Plusses: relatively speedy, adds oomph to a figure.

Minusses: there is opportunity for error in colour selection; it can turn to custard if the highlights are overdone or the paint off the brush is gloopy.

Verdict: Highlights are - in pretty much every case - essential to any spruce-up job.  The highlights will add pop to the figure and make it compatible with your newer paint jobs (assuming you do use highlights on your newer paint jobs, of course!).

3) Repainting selected features.  While the goal of this exercise is to get older paint jobs up to the mark as easily and painlessly as possible, there are times when a selective repaint might be useful to ensure consistency between older and newer figures in the same army.

Plusses: having all belts, straps, shield backs, boots, spear shafts and so on the same colour adds a sense of unity to the army.  If there are different shades of brown all over the place consistency can be lost (which may not always be a bad thing, of course!), whereas the same shades used throughout bring uniformity.

Minusses: not every army needs consistency.  Also, it can be a lot of work, and you may feel that the results are not likely to be worth the extra effort put in.  

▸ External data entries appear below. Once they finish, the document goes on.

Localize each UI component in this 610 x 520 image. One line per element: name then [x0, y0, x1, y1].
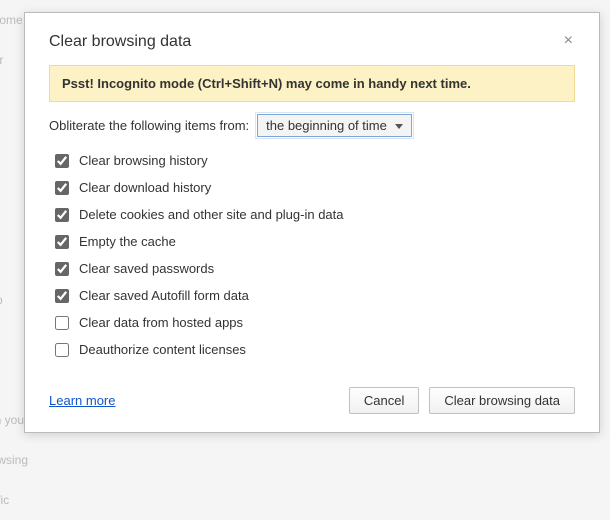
time-range-select[interactable]: the beginning of time [257, 114, 412, 137]
checkbox-browsing-history[interactable] [55, 154, 69, 168]
time-range-row: Obliterate the following items from: the… [49, 118, 575, 133]
option-download-history: Clear download history [55, 174, 575, 201]
option-cache: Empty the cache [55, 228, 575, 255]
option-label: Empty the cache [79, 234, 176, 249]
dialog-title: Clear browsing data [49, 33, 191, 51]
clear-browsing-data-button[interactable]: Clear browsing data [429, 387, 575, 414]
option-label: Deauthorize content licenses [79, 342, 246, 357]
checkbox-download-history[interactable] [55, 181, 69, 195]
checkbox-autofill[interactable] [55, 289, 69, 303]
close-icon[interactable]: × [562, 33, 575, 49]
checkbox-cookies[interactable] [55, 208, 69, 222]
button-group: Cancel Clear browsing data [349, 387, 575, 414]
checkbox-hosted-apps[interactable] [55, 316, 69, 330]
option-label: Clear saved passwords [79, 261, 214, 276]
option-browsing-history: Clear browsing history [55, 147, 575, 174]
clear-browsing-data-dialog: Clear browsing data × Psst! Incognito mo… [24, 12, 600, 433]
obliterate-label: Obliterate the following items from: [49, 118, 249, 133]
option-label: Clear download history [79, 180, 211, 195]
option-content-licenses: Deauthorize content licenses [55, 336, 575, 363]
options-list: Clear browsing history Clear download hi… [49, 147, 575, 363]
checkbox-cache[interactable] [55, 235, 69, 249]
option-label: Delete cookies and other site and plug-i… [79, 207, 344, 222]
option-cookies: Delete cookies and other site and plug-i… [55, 201, 575, 228]
option-passwords: Clear saved passwords [55, 255, 575, 282]
option-label: Clear browsing history [79, 153, 208, 168]
option-hosted-apps: Clear data from hosted apps [55, 309, 575, 336]
dialog-footer: Learn more Cancel Clear browsing data [49, 387, 575, 414]
option-autofill: Clear saved Autofill form data [55, 282, 575, 309]
checkbox-content-licenses[interactable] [55, 343, 69, 357]
cancel-button[interactable]: Cancel [349, 387, 419, 414]
checkbox-passwords[interactable] [55, 262, 69, 276]
learn-more-link[interactable]: Learn more [49, 393, 115, 408]
dialog-header: Clear browsing data × [49, 33, 575, 51]
incognito-hint: Psst! Incognito mode (Ctrl+Shift+N) may … [49, 65, 575, 102]
option-label: Clear saved Autofill form data [79, 288, 249, 303]
option-label: Clear data from hosted apps [79, 315, 243, 330]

Verdict: uniformly repainting features that figures have in common is an excellent way to help blend newer figures in with older ones.  It is probably not necessary in any other case, unless you had skimped on painting certain features in your earlier paint jobs.

4) Covering up missed areas.  This is an essential.  When I look back at my first paint jobs I'll often find places where I didn't properly cover up the undercoat.  Typically, these areas will be between the face and the hair, or sometimes between the tunic and the arms or legs.  Neck areas are also a danger spot.  These definitely need to be fixed.

Plusses: gets rid of unsightly mistakes and oversights; hides poor original paint skills.  Not much more needs to be said!

Minusses: it is fiddly and annoying.  You need to match up the paints, and will need to repaint whole areas if you can't do so.  It may require you to take figures off their original bases so that you can reach the areas that need to be touched up.  It's a pain in the backside.

Verdict: it needs to be done.  It's probably the worst part of the sprucing up job, but if you don't bother with this then you may as well not bother with any of it.

5) Finding a 'pop' feature and exploiting it.  The idea of this is to find something on the figure or element of figures that can be painted brightly and highlighted nicely to draw the eye: headbands, a fine belt or strap, a cloak or helmet crest and similar things all qualify as potential pop features.  These are the kinds of things that, if given a little more effort, can really elevate the appearance of an otherwise average figure or base.

Plusses: draws the eye and gives the appearance of universal attention to detail when the reality is that it's only partial attention to detail.

Minusses: can be time-consuming, and can be overdone.  The temptation is to try and have everything pop out when at 15mm scale you only need one thing, or perhaps two on a command figure.

Verdict: an essential element, but not necessarily for every figure.  We're dealing with large numbers of figures so it's the overall effect that's important.  For someone of my limited painting abilities, less is more: it's best to find one thing to emphasise rather than trying to have everything on a figure 'pop' and in so doing reduce the overall impact.

6) Putting decals on shields.  This is one area that is still in the 'thinking' stage.  I need to get off my backside and order some shield decals, but it hasn't previously been a priority given the number of figures, rules and source books I've had - and continue to have - designs on.

Plusses: adds gravitas to a figure, not to mention a bit of historical accuracy.  In my case, half-hearted attempts at shield patterns have detracted from rather than added to the figures I've painted, and to fix those up would make me feel a lot better about the armies in question (I'm looking at you, my Carthaginians!).

Minusses: fiddly; will require the figures to be removed from their bases for the decals to be attached.

Verdict: essential long term, but something I am still putting off for the moment - at least until I have to get cracking on redoing my Libyans!